Our market is set to pause its falls on open this morning following an indecisive night of trading in the U.S last night. Their futures have edged into the green, and they managed to rebound from their lows and continue holding 4,200.
Our market yesterday continued lower, breaking the yearly lows at roughly 6,900 and thereby the bottom of the broader range we had been trading in. We overextended to the downside compared to the U.S, which is still holding their key support. Despite the U.S showing further willingness to hold overnight, our market is cautious and tentative this morning, not willing to retake some of the extended falls without further proof that the U.S will continue to hold. If U.S futures remain steadily in the green during our session today, our market may feel comfortable moving back to roughly 6,900.
In fairness, it is reasonable that our market is in disbelief that the U.S will continue to hold these levels, or by the very least, is agnostic to it. It’s a risk off environment, and even during the recent relief rallies, storm clouds have remained looming over markets. If we do see another relief rally, keep in mind that markets will still be trading in a downtrend, with another lower trough having just been created with the break of 6,900 support. The mainstream media will switch their news to be more positive during the rallies, but in reality, the issues surrounding markets are likely to remain until at least the end of the year.
If falls are to continue from here, then roughly 6,800 is the next key level, with roughly 6,700 the next level after that. These levels are over a year old, but are the most recent levels of support below 6,900.
US shares closed fairly flat overnight after spending the session trading back and forth between the green and the red. There was a lack of major US economic data overnight, so instead prices fluctuated around key technical support levels. US markets have fallen for the past five sessions, so some buyers returning and short-positions being closed should be expected. There will again be little US economic data to shift the tone tonight, but we will see many major US companies report earnings, including Microsoft, Google, Visa, and more. These large reports are mostly occurring after the market closes tonight. Markets remain concerned about the massive rise in bond yields recently, suggesting a potential for more interest rate rises, or higher-for-longer interest rates, as well conflict in the middle east. Investors ideally want to see some sign that the economy is slowing, before yields are likely to come back down, until then, share prices are likely to continue to be volatile.

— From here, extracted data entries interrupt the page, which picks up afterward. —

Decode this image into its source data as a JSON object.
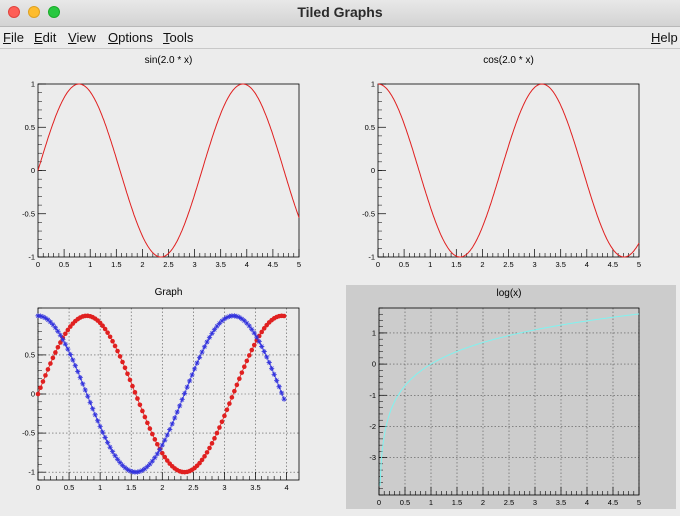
{
  "window": {
    "title": "Tiled Graphs"
  },
  "menu": [
    {
      "name": "menu-file",
      "label": "File",
      "underline": "F"
    },
    {
      "name": "menu-edit",
      "label": "Edit",
      "underline": "E"
    },
    {
      "name": "menu-view",
      "label": "View",
      "underline": "V"
    },
    {
      "name": "menu-options",
      "label": "Options",
      "underline": "O"
    },
    {
      "name": "menu-tools",
      "label": "Tools",
      "underline": "T"
    },
    {
      "name": "menu-help",
      "label": "Help",
      "underline": "H"
    }
  ],
  "colors": {
    "red": "#e02020",
    "blue": "#3333dd",
    "cyan": "#7ff3f0",
    "pad_gray": "#cccccc"
  },
  "chart_data": [
    {
      "type": "line",
      "title": "sin(2.0 * x)",
      "xlim": [
        0,
        5
      ],
      "ylim": [
        -1,
        1
      ],
      "xticks": [
        "0",
        "0.5",
        "1",
        "1.5",
        "2",
        "2.5",
        "3",
        "3.5",
        "4",
        "4.5",
        "5"
      ],
      "yticks": [
        "1",
        "0.5",
        "0",
        "-0.5",
        "-1"
      ],
      "function": "sin(2.0 * x)",
      "color": "red",
      "grid": false
    },
    {
      "type": "line",
      "title": "cos(2.0 * x)",
      "xlim": [
        0,
        5
      ],
      "ylim": [
        -1,
        1
      ],
      "xticks": [
        "0",
        "0.5",
        "1",
        "1.5",
        "2",
        "2.5",
        "3",
        "3.5",
        "4",
        "4.5",
        "5"
      ],
      "yticks": [
        "1",
        "0.5",
        "0",
        "-0.5",
        "-1"
      ],
      "function": "cos(2.0 * x)",
      "color": "red",
      "grid": false
    },
    {
      "type": "scatter",
      "title": "Graph",
      "xlim": [
        0,
        4.2
      ],
      "ylim": [
        -1.1,
        1.1
      ],
      "xticks": [
        "0",
        "0.5",
        "1",
        "1.5",
        "2",
        "2.5",
        "3",
        "3.5",
        "4"
      ],
      "yticks": [
        "0.5",
        "0",
        "-0.5",
        "-1"
      ],
      "grid": true,
      "series": [
        {
          "color": "red",
          "marker": "circle",
          "x_range": [
            0,
            3.96
          ],
          "x_step": 0.04,
          "function": "sin(2.0 * x)"
        },
        {
          "color": "blue",
          "marker": "star",
          "x_range": [
            0,
            3.96
          ],
          "x_step": 0.04,
          "function": "cos(2.0 * x)"
        }
      ]
    },
    {
      "type": "line",
      "title": "log(x)",
      "xlim": [
        0,
        5
      ],
      "ylim": [
        -4.2,
        1.8
      ],
      "xticks": [
        "0",
        "0.5",
        "1",
        "1.5",
        "2",
        "2.5",
        "3",
        "3.5",
        "4",
        "4.5",
        "5"
      ],
      "yticks": [
        "1",
        "0",
        "-1",
        "-2",
        "-3"
      ],
      "grid": true,
      "function": "log(x)",
      "color": "cyan",
      "background": "gray"
    }
  ]
}
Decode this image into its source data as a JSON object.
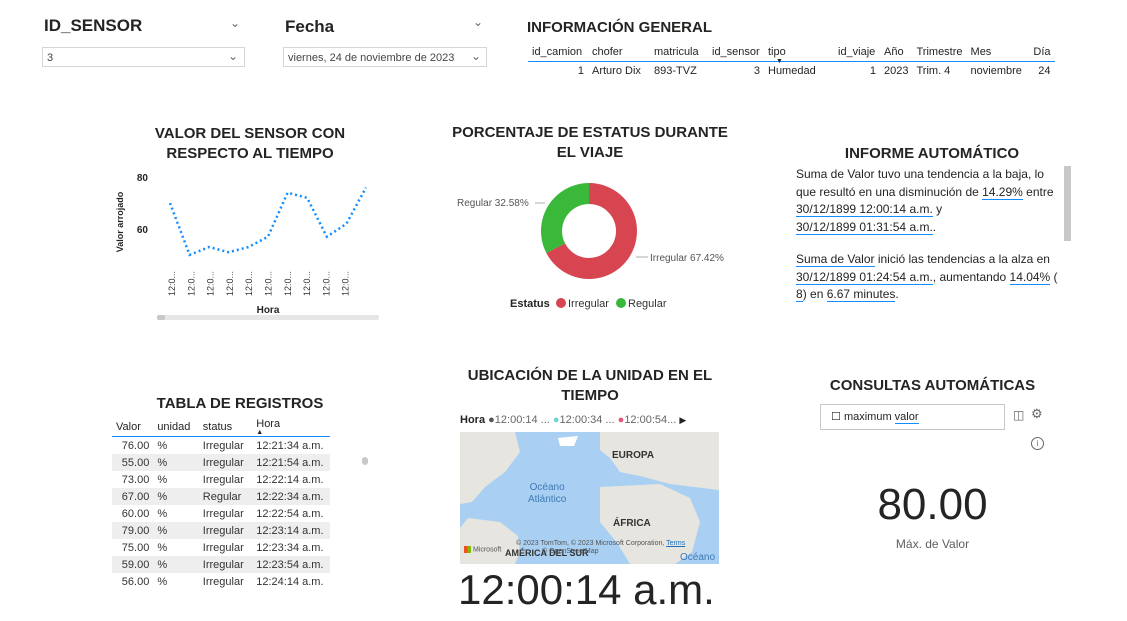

Only three of the eleven sector groups of the SP500 closed higher overnight, with Communications the strongest performers, followed by Technology Stocks. Energy stocks saw the most selling overnight.
Technically, the SP500 again tested the support level at 4,220 overnight, which it roughly held. This is the lowest support since the market broke higher in June of this year. The market is definitely seeing downwards momentum and it did set a lower peak in early October, indicating we could be seeing a lower trough. However, after five days of lower closes, don’t be surprised to see a short-term push higher.